Of the five cases of laminitis not found to have EMS or PPID on blood results, all recovered with supportive treatment.

The popular trend of regular coat clipping by owners masks the symptom of a hirsute coat and increased owner awareness of the signs of ECD has led to cases being diagnosed before the classic symptoms are apparent. The traditional picture of equine Cushing’s disease presenting as shaggy, sweaty ponies is no longer apparent. From this study, laminitis, mental dullness, lethargy and secondary infections were much more common and as new treatments become licensed the veterinary profession is able to improve welfare of the horse population, reducing the incidence of this crippling disease.

Acknowledgement

The author would like to acknowledge the advice and support of Nel McEwan of the University of Liverpool School of Veterinary Science and the support of the Boehringer Ingelheim’s “Talk About Laminitis” campaign, which subsidised the blood testing for ECD.

References

  • Copas V E N and Durham A E (2012). Circannual variation in plasma adrenocorticotropic hormone concentrations in the UK in normal horses and ponies, and those with pituitary pars intermedia dysfunction, Equine Veterinary Journal 44(4): 440–443.
  • Frank N and Geor R (2014). Current best practice in clinical management of equine endocrine patients, Equine Veterinary Education 26(1): 6-9.
  • Lloyd D H, Littlewood J D, Craig J M and Thomsett L R (2003).
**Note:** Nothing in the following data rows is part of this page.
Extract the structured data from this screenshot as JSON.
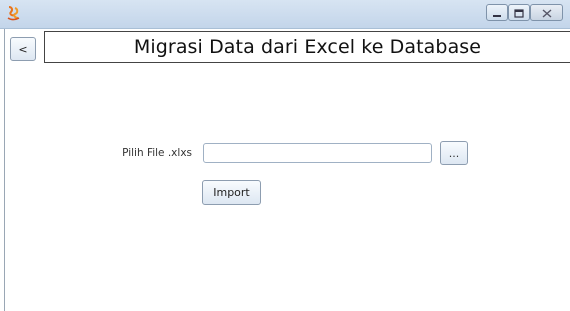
{
  "window": {
    "app_icon": "java-logo-icon",
    "controls": {
      "minimize": "minimize-icon",
      "maximize": "maximize-icon",
      "close": "close-icon"
    }
  },
  "header": {
    "back_label": "<",
    "title": "Migrasi Data dari Excel ke Database"
  },
  "form": {
    "file_label": "Pilih File .xlxs",
    "file_value": "",
    "browse_label": "...",
    "import_label": "Import"
  },
  "colors": {
    "titlebar": "#c9d9ec",
    "border": "#8d9db0",
    "text": "#111111"
  }
}
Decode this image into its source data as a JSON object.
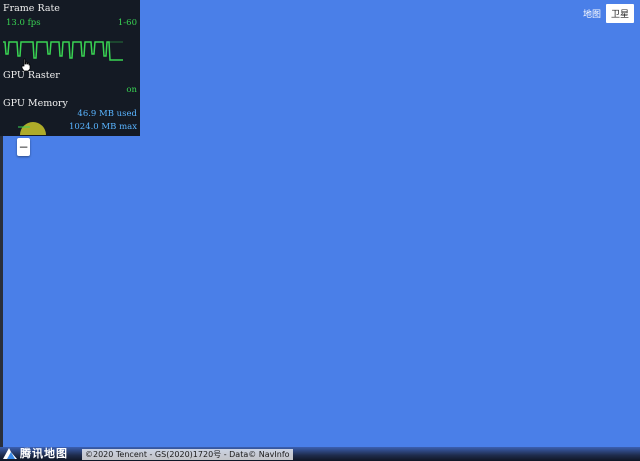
{
  "hud": {
    "frame_rate_title": "Frame Rate",
    "fps_value": "13.0 fps",
    "fps_range": "1-60",
    "gpu_raster_title": "GPU Raster",
    "gpu_raster_value": "on",
    "gpu_memory_title": "GPU Memory",
    "memory_used": "46.9 MB used",
    "memory_max": "1024.0 MB max"
  },
  "controls": {
    "zoom_out_label": "−"
  },
  "map_type": {
    "map_label": "地图",
    "satellite_label": "卫星"
  },
  "footer": {
    "logo_text": "腾讯地图",
    "copyright": "©2020 Tencent - GS(2020)1720号 - Data© NavInfo"
  },
  "colors": {
    "map_background": "#4a7fe8",
    "hud_background": "#141a24",
    "fps_green": "#39d353",
    "memory_blue": "#59b4ff"
  }
}
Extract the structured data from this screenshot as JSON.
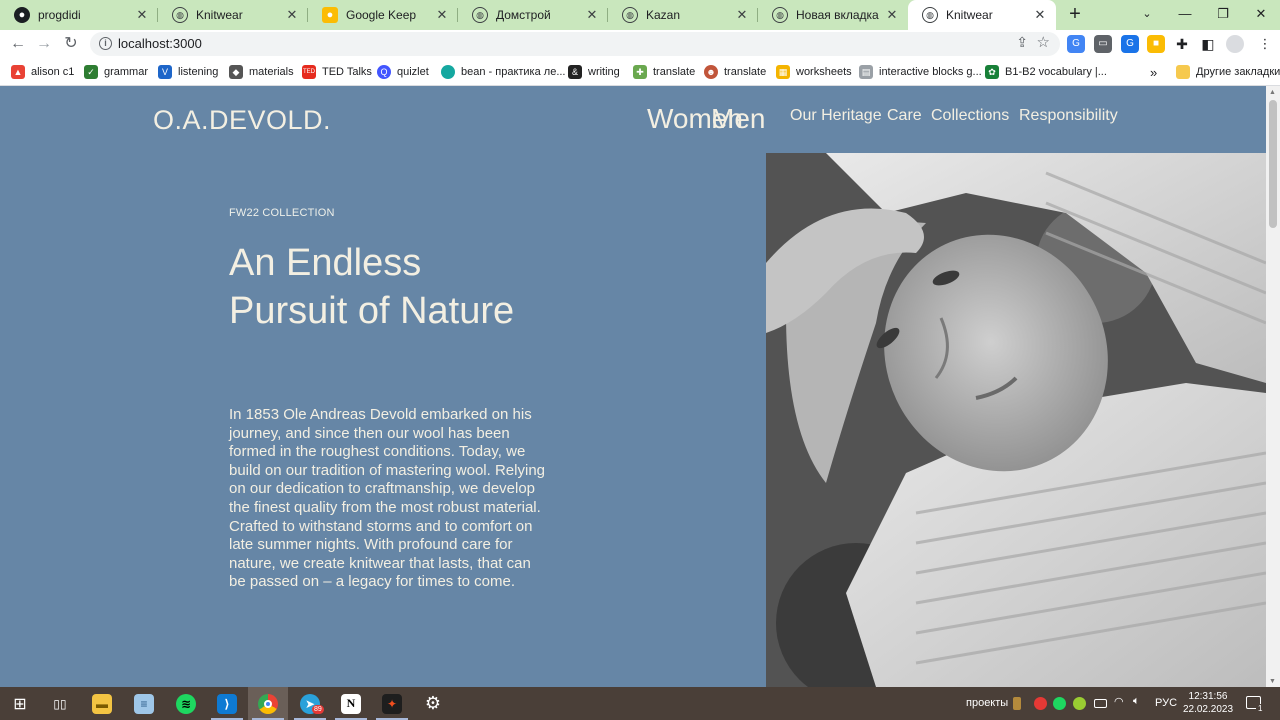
{
  "browser": {
    "tabs": [
      {
        "title": "progdidi",
        "icon": "github-icon",
        "active": false
      },
      {
        "title": "Knitwear",
        "icon": "globe-icon",
        "active": false
      },
      {
        "title": "Google Keep",
        "icon": "keep-icon",
        "active": false
      },
      {
        "title": "Домстрой",
        "icon": "globe-icon",
        "active": false
      },
      {
        "title": "Kazan",
        "icon": "globe-icon",
        "active": false
      },
      {
        "title": "Новая вкладка",
        "icon": "globe-icon",
        "active": false
      },
      {
        "title": "Knitwear",
        "icon": "globe-icon",
        "active": true
      }
    ],
    "address": "localhost:3000",
    "bookmarks": [
      {
        "label": "alison c1",
        "color": "#e94235"
      },
      {
        "label": "grammar",
        "color": "#2e7d32"
      },
      {
        "label": "listening",
        "color": "#1e66c9"
      },
      {
        "label": "materials",
        "color": "#555555"
      },
      {
        "label": "TED Talks",
        "color": "#e62b1e"
      },
      {
        "label": "quizlet",
        "color": "#4255ff"
      },
      {
        "label": "bean - практика ле...",
        "color": "#15a8a0"
      },
      {
        "label": "writing",
        "color": "#222222"
      },
      {
        "label": "translate",
        "color": "#6aa84f"
      },
      {
        "label": "translate",
        "color": "#c1553a"
      },
      {
        "label": "worksheets",
        "color": "#f4b400"
      },
      {
        "label": "interactive blocks g...",
        "color": "#9aa0a6"
      },
      {
        "label": "B1-B2 vocabulary |...",
        "color": "#188038"
      }
    ],
    "more_bookmarks": "»",
    "other_bookmarks": "Другие закладки"
  },
  "site": {
    "logo": "O.A.DEVOLD.",
    "nav_primary": [
      "Women",
      "Men"
    ],
    "nav_secondary": [
      "Our Heritage",
      "Care",
      "Collections",
      "Responsibility"
    ],
    "eyebrow": "FW22 COLLECTION",
    "headline": "An Endless Pursuit of Nature",
    "body": "In 1853 Ole Andreas Devold embarked on his journey, and since then our wool has been formed in the roughest conditions. Today, we build on our tradition of mastering wool. Relying on our dedication to craftmanship, we develop the finest quality from the most robust material. Crafted to withstand storms and to comfort on late summer nights. With profound care for nature, we create knitwear that lasts, that can be passed on – a legacy for times to come.",
    "colors": {
      "background": "#6686a6",
      "text": "#f3efe2"
    }
  },
  "taskbar": {
    "apps": [
      "windows-start-icon",
      "task-view-icon",
      "file-explorer-icon",
      "notepad-icon",
      "spotify-icon",
      "vscode-icon",
      "chrome-icon",
      "telegram-icon",
      "notion-icon",
      "figma-icon",
      "settings-icon"
    ],
    "telegram_badge": "89",
    "tray_label": "проекты",
    "language": "РУС",
    "time": "12:31:56",
    "date": "22.02.2023",
    "notification_count": "1"
  }
}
Practical Equine Dermatology, Blackwell Science, Oxford: 105-108.
  • Marr C M and Mair T S (2014). EVE and EVJ online collection of equine endocrinology: recent and future directions; a great start but still a long way to go, Equine Veterinary Journal 46(1): 97-98.
  • McGowan T W, Pinchbeck G P and McGowan C M (2013). Prevalence, risk factors and clinical signs predictive for equine pituitary pars intermedia dysfunction in aged horses, Equine Veterinary Journal 45(1): 74–79.
  • Pascoe R R and Knottenbelt D C (1999). Manual of Equine Dermatology, W B Saunders, London: 269-272.
  • Rendle D I, Rutledge F, Hughes K J, Heller K and Durham E A (2013). Effects of metformin hydrochloride on blood glucose and insulin responses to oral dextrose in horses, Equine Veterinary Journal 45(6): 751–754.
  • Tadros E M and Frank N (2013). Endocrine disorders and laminitis, Equine Veterinary Education 25(3): 152-162.

Figure 1. Hirsutism.

Figure 2. Sweaty coat.

Figure 3. Recurrent laminitis.

Figure 4. Bulging of the supraorbital fat pad.

Figure 5. Insulin dysregulation resulting from both form of equine Cushing’s disease.

Figure 6. Incidence of symptoms as a percentage of the group.